Insoluble Copper Benzoate was precipitated.

12: Tannic Acid

a) A DIRTY GREY-BROWN ppt was formed.

b) On heating the ppt turned more to a BROWN/YELLOW ppt. Insoluble Copper Tannate was precipitated.

13: Sodium Malate

a) The clear blu solution darkened slightly to a bluish solution, but no ppt or particular colour change.

b) No further reaction on heating or standing out. Considered as a negative reult since no ppt was formed.

14: Sodium Methanoate

a) No reaction initially

b) Only on heating for few minutes, some LIGHT BLUE ppt was formed

Slow precipitation of Copper Methanoate.

15: Sodium Ethanoate

a) No reaction initially

b) Only on heating for few minutes, some LIGHT BLUE/CYAN ppt was formed

Slow precipitation of Copper Ethanoate. (Similar reaction to the methanoate)

16: Sodium Citrate

a) The clear blue solution darkene to BLUE solution but no ppt was formed even after heating strongly

Same reaction as with the malate. This is not an indicative test, and regarded as negative.

17: Sodium Silicate

a) A BLUE ppt was formed at once

b) No further reaction on heating or standing

Copper Silicate was precipitated as a blue solid.

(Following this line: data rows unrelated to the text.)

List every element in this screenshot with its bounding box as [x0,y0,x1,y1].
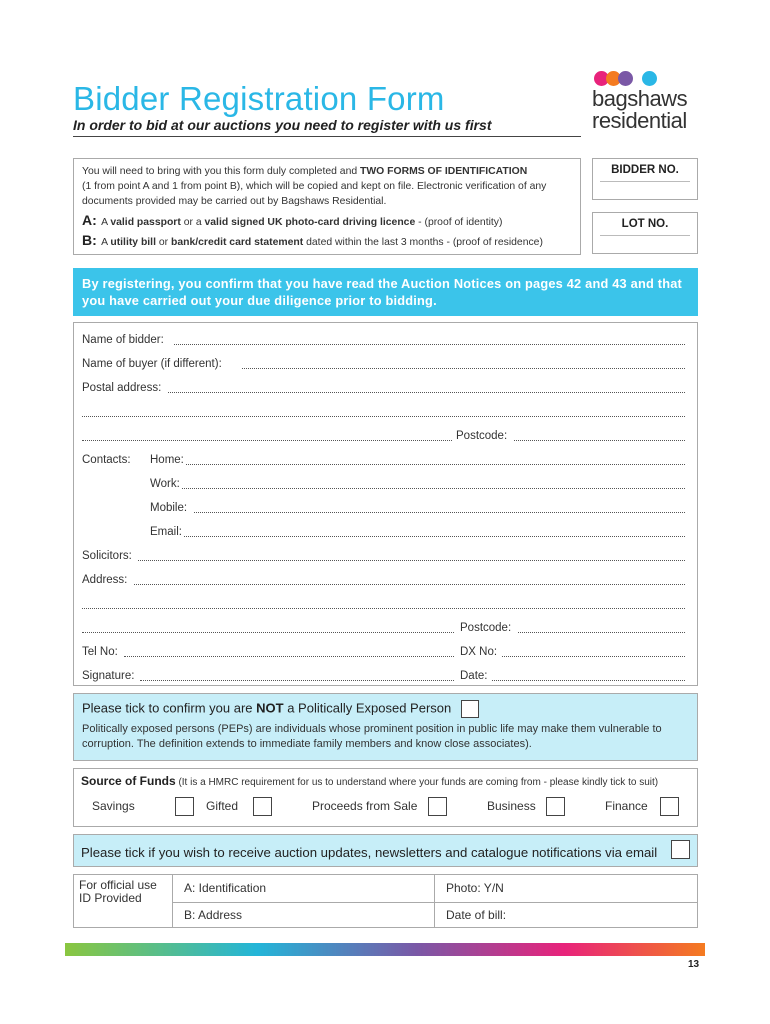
savings-checkbox[interactable] [175,797,194,816]
newsletter-text: Please tick if you wish to receive auction updates, newsletters and catalogue notifications via email [81,845,658,860]
photo-yn-cell: Photo: Y/N [446,881,504,895]
bidder-number-label: BIDDER NO. [611,164,679,176]
name-of-bidder-field[interactable] [174,333,685,345]
logo-dot-purple [618,71,633,86]
date-field[interactable] [492,669,685,681]
fund-option-finance: Finance [605,799,648,813]
source-of-funds [73,768,698,827]
logo-dots [594,71,664,87]
fund-option-savings: Savings [92,799,135,813]
solicitor-address-field-2[interactable] [82,597,685,609]
id-point-b: B: A utility bill or bank/credit card statement dated within the last 3 months - (proof of residence) [82,232,543,248]
bagshaws-logo [592,71,702,137]
pep-checkbox[interactable] [461,700,479,718]
work-label: Work: [150,478,180,490]
postal-address-field-2[interactable] [82,405,685,417]
gifted-checkbox[interactable] [253,797,272,816]
official-use-label: For official use [79,878,157,892]
lot-number-box[interactable] [592,212,698,254]
signature-field[interactable] [140,669,454,681]
home-label: Home: [150,454,184,466]
finance-checkbox[interactable] [660,797,679,816]
business-checkbox[interactable] [546,797,565,816]
signature-label: Signature: [82,670,135,682]
home-phone-field[interactable] [186,453,685,465]
newsletter-optin [73,834,698,867]
postal-address-field-3[interactable] [82,429,452,441]
id-provided-label: ID Provided [79,891,142,905]
subtitle-divider [73,136,581,137]
funds-heading: Source of Funds (It is a HMRC requirement for us to understand where your funds are coming from - please kindly tick to suit) [81,774,659,788]
solicitors-label: Solicitors: [82,550,132,562]
postal-address-label: Postal address: [82,382,162,394]
pep-description: Politically exposed persons (PEPs) are individuals whose prominent position in public life may make them vulnerable to corruption. The definition extends to immediate family members and know close associates). [82,723,662,750]
mobile-label: Mobile: [150,502,188,514]
bidder-number-box[interactable] [592,158,698,200]
tel-no-field[interactable] [124,645,454,657]
fund-option-proceeds: Proceeds from Sale [312,799,418,813]
solicitor-address-field-3[interactable] [82,621,454,633]
dx-no-label: DX No: [460,646,498,658]
postcode-label-1: Postcode: [456,430,508,442]
solicitor-address-field-1[interactable] [134,573,685,585]
form-subtitle: In order to bid at our auctions you need to register with us first [73,117,492,133]
postcode-field-2[interactable] [518,621,685,633]
tel-no-label: Tel No: [82,646,118,658]
address-label: Address: [82,574,128,586]
id-point-a: A: A valid passport or a valid signed UK photo-card driving licence - (proof of identity) [82,212,503,228]
due-diligence-banner: By registering, you confirm that you have read the Auction Notices on pages 42 and 43 and that you have carried out your due diligence prior to bidding. [73,268,698,316]
dx-no-field[interactable] [502,645,685,657]
contacts-label: Contacts: [82,454,131,466]
a-identification-cell: A: Identification [184,881,267,895]
id-intro-text: You will need to bring with you this form duly completed and TWO FORMS OF IDENTIFICATION (1 from point A and 1 from point B), which will be copied and kept on file. Electronic verification of any documents provided may be carried out by Bagshaws Residential. [82,166,547,207]
solicitors-field[interactable] [138,549,685,561]
official-use-table [73,874,698,928]
date-label: Date: [460,670,488,682]
date-of-bill-cell: Date of bill: [446,908,507,922]
fund-option-business: Business [487,799,536,813]
form-title: Bidder Registration Form [73,80,445,117]
mobile-phone-field[interactable] [194,501,685,513]
footer-gradient-bar [65,943,705,956]
email-label: Email: [150,526,182,538]
identification-requirements [73,158,581,255]
name-of-bidder-label: Name of bidder: [82,334,164,346]
proceeds-checkbox[interactable] [428,797,447,816]
bidder-details-form [73,322,698,686]
logo-text-residential: residential [592,108,687,133]
b-address-cell: B: Address [184,908,243,922]
page-number: 13 [688,959,700,970]
email-field[interactable] [184,525,685,537]
pep-declaration [73,693,698,761]
newsletter-checkbox[interactable] [671,840,690,859]
work-phone-field[interactable] [182,477,685,489]
postal-address-field-1[interactable] [168,381,685,393]
postcode-field-1[interactable] [514,429,685,441]
lot-number-label: LOT NO. [621,218,669,230]
name-of-buyer-field[interactable] [242,357,685,369]
postcode-label-2: Postcode: [460,622,512,634]
pep-title: Please tick to confirm you are NOT a Politically Exposed Person [82,700,689,718]
name-of-buyer-label: Name of buyer (if different): [82,358,222,370]
fund-option-gifted: Gifted [206,799,239,813]
logo-text-bagshaws: bagshaws [592,86,688,111]
logo-dot-blue [642,71,657,86]
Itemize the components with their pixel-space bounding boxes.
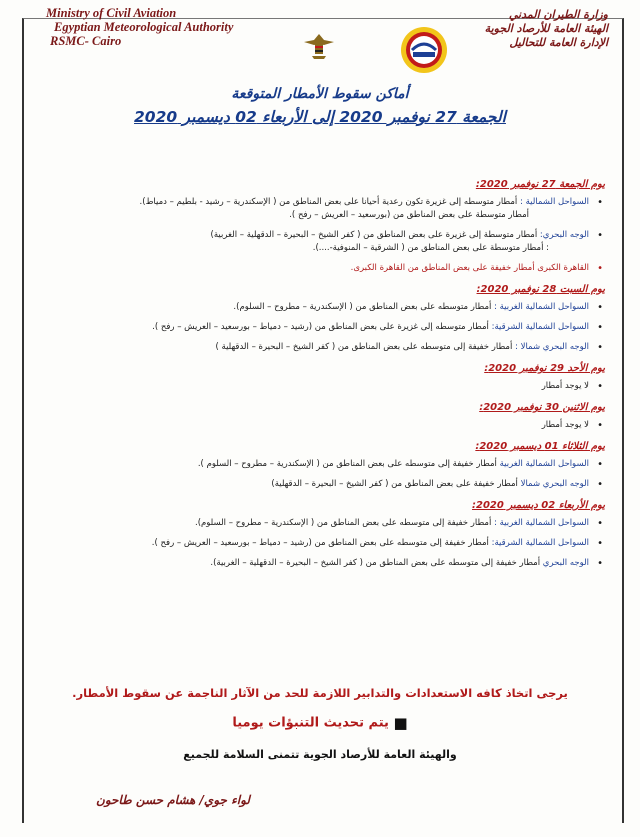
- region-label: السواحل الشمالية :: [520, 197, 589, 207]
- day-heading: يوم الجمعة 27 نوفمبر 2020:: [475, 179, 605, 190]
- meteorological-authority-seal-icon: [400, 26, 448, 74]
- header-arabic: [458, 8, 608, 50]
- list-item: [40, 262, 605, 275]
- forecast-text: أمطار خفيفة إلى متوسطه على بعض المناطق من ( الإسكندرية – مطروح – السلوم ).: [197, 459, 497, 469]
- list-item: [40, 537, 605, 550]
- forecast-text: أمطار خفيفة إلى متوسطه على بعض المناطق من (رشيد – دمياط – بورسعيد – العريش – رفح ).: [151, 538, 489, 548]
- day-heading: يوم الأربعاء 02 ديسمبر 2020:: [472, 500, 605, 511]
- header-dept-ar: الإدارة العامة للتحاليل: [509, 36, 608, 49]
- advisory-text: يرجى اتخاذ كافه الاستعدادات والتدابير اللازمة للحد من الآثار الناجمة عن سقوط الأمطار.: [72, 686, 568, 700]
- header-authority-ar: الهيئة العامة للأرصاد الجوية: [484, 22, 608, 35]
- list-item: [40, 229, 605, 255]
- region-label: الوجه البحري شمالا :: [515, 342, 589, 352]
- forecast-text: أمطار متوسطه إلى غزيرة تكون رعدية أحيانا على بعض المناطق من ( الإسكندرية – رشيد - بلطيم – دمياط).: [139, 197, 518, 207]
- region-label: الوجه البحري:: [539, 230, 589, 240]
- day-heading: يوم الأحد 29 نوفمبر 2020:: [484, 363, 605, 374]
- title-block: [0, 86, 640, 126]
- egypt-eagle-emblem-icon: [302, 30, 336, 64]
- forecast-text: القاهرة الكبرى أمطار خفيفة على بعض المناطق من القاهرة الكبرى.: [350, 263, 589, 273]
- page-subtitle: الجمعة 27 نوفمبر 2020 إلى الأربعاء 02 ديسمبر 2020: [134, 108, 506, 126]
- bullet-icon: ■: [393, 714, 408, 732]
- header-ministry-ar: وزارة الطيران المدني: [508, 8, 608, 21]
- update-notice-text: يتم تحديث التنبؤات يوميا: [232, 715, 389, 731]
- update-notice: [0, 714, 640, 732]
- region-label: الوجه البحري: [542, 558, 589, 568]
- list-item: [40, 557, 605, 570]
- signature: لواء جوي/ هشام حسن طاحون: [96, 793, 250, 807]
- forecast-text: لا يوجد أمطار: [541, 420, 589, 430]
- list-item: [40, 458, 605, 471]
- header-rsmc: RSMC- Cairo: [50, 34, 122, 48]
- header-ministry: Ministry of Civil Aviation: [46, 6, 177, 20]
- list-item: [40, 478, 605, 491]
- day-heading: يوم السبت 28 نوفمبر 2020:: [476, 284, 605, 295]
- list-item: [40, 301, 605, 314]
- region-label: السواحل الشمالية الغربية :: [494, 302, 589, 312]
- forecast-text: أمطار متوسطه إلى غزيرة على بعض المناطق من (رشيد – دمياط – بورسعيد – العريش – رفح ).: [152, 322, 489, 332]
- forecast-text: أمطار متوسطة إلى غزيرة على بعض المناطق من ( كفر الشيخ – البحيرة – الدقهلية – الغربية): [210, 230, 538, 240]
- header-english: [46, 6, 266, 48]
- list-item: [40, 517, 605, 530]
- forecast-text: أمطار متوسطة على بعض المناطق من (بورسعيد – العريش – رفح ).: [289, 210, 529, 220]
- day-heading: يوم الثلاثاء 01 ديسمبر 2020:: [475, 441, 605, 452]
- list-item: [40, 321, 605, 334]
- forecast-text: أمطار خفيفة إلى متوسطه على بعض المناطق من ( كفر الشيخ – البحيرة – الدقهلية ): [215, 342, 513, 352]
- header-authority: Egyptian Meteorological Authority: [54, 20, 234, 34]
- region-label: السواحل الشمالية الشرقية:: [491, 538, 589, 548]
- region-label: السواحل الشمالية الغربية :: [494, 518, 589, 528]
- forecast-text: : أمطار متوسطة على بعض المناطق من ( الشرقية – المنوفية-....).: [312, 243, 549, 253]
- day-heading: يوم الاثنين 30 نوفمبر 2020:: [479, 402, 605, 413]
- list-item: [40, 380, 605, 393]
- page-title: أماكن سقوط الأمطار المتوقعة: [231, 86, 409, 102]
- forecast-text: أمطار خفيفة إلى متوسطه على بعض المناطق من ( كفر الشيخ – البحيرة – الدقهلية – الغربية).: [210, 558, 541, 568]
- region-label: السواحل الشمالية الغربية: [499, 459, 589, 469]
- region-label: الوجه البحري شمالا: [520, 479, 589, 489]
- forecast-text: أمطار خفيفة إلى متوسطه على بعض المناطق من ( الإسكندرية – مطروح – السلوم).: [195, 518, 492, 528]
- list-item: [40, 341, 605, 354]
- forecast-text: أمطار متوسطه على بعض المناطق من ( الإسكندرية – مطروح – السلوم).: [233, 302, 492, 312]
- list-item: [40, 196, 605, 222]
- safety-message: والهيئة العامة للأرصاد الجوية تتمنى السلامة للجميع: [183, 748, 457, 761]
- forecast-content: [40, 170, 605, 577]
- forecast-text: لا يوجد أمطار: [541, 381, 589, 391]
- list-item: [40, 419, 605, 432]
- region-label: السواحل الشمالية الشرقية:: [491, 322, 589, 332]
- forecast-text: أمطار خفيفة على بعض المناطق من ( كفر الشيخ – البحيرة – الدقهلية): [271, 479, 518, 489]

18: Potassium Ferro(II)Cyanide


b) On heating no reaction took place. Another straight forward precipitation

19: Potassium Ferri(III)Cyanide

a) This resulted in DIRTY BROWN-GREEN ppt

b) On heating + standing no further reaction took place. Another Precipitation reaction

20: Sodium Vanadate

a) A GREEN YELLOW ppt was formed.

b) On heating the ppt turned more YELLOW, hence a YELLOW, slightly GREEN mixture. On filtering this it was found that this mixture consisted of a CLEAR YELLOW solution + a YELLOW-GREEN ppt. Complex reaction, perhaps the Vanadium salt (yellow solution) and the Copper Vanadate precipitation were formed.

21: Sodium Tungstate

a) A CYAN ppt was formed

b) No further changes on heating. Formtion of the solid BLUE GREEN Copper Tungstate

22: Ammonium Molybdate

a) No colour change initially.

b) On heating the blue colour turned slightly cloudy

Not quite an indicative test!? Regarded as a negative result.

23: Sodium Biselenite

a) LIGHT GREEN-CYAN ppt was deposited

b) No further reactions on heating

Copper selenite ppt was formed

24: Potassium ThioCyanate

a) Initially a GREEN solution was formed. In the period of 1 minute, the solution turned to a GREEN ppt, then GREEN GREY, GREY and BAIGE ppt.

b) On heating, the baige ppt turned into a BAIGE-GREY/LILAC ppt On filtering it was found that the mixture consist of a CLEAR YELLOW solution and a unique WHITE-LILAC ppt

An excellent test for Copper, since the Thiocyanate is quite unreactive with other metals, and this reaction is particular to copper.


Copper is a transitional metal, and forms many coloured precipitates and a few distinct complexes.

It forms those particular BLUE or SKY BLUE ppts with Ammonium Hydroxide, Sodium Hydroxide and Sodium Carbonate, in which the former results in a deep blue solution on xs Ammonia, and the latter two, turns Black (copper Oxide) on heating.

These tests are already unique to Copper, but further confirmatory test include primarily the white lilac ppt (+yellow sol) with Thiocyanate, and then the Reddish Brown ppt with ferro(II)Cyanide, the green ppt with the Sulphite, soluble in xs to a pink/colourless solution, and also the Brown Black ppt with the Sulphide.

Finally, there are many other addition tests which forms mostly a Blue or cyan ppt, unlike other metals under test.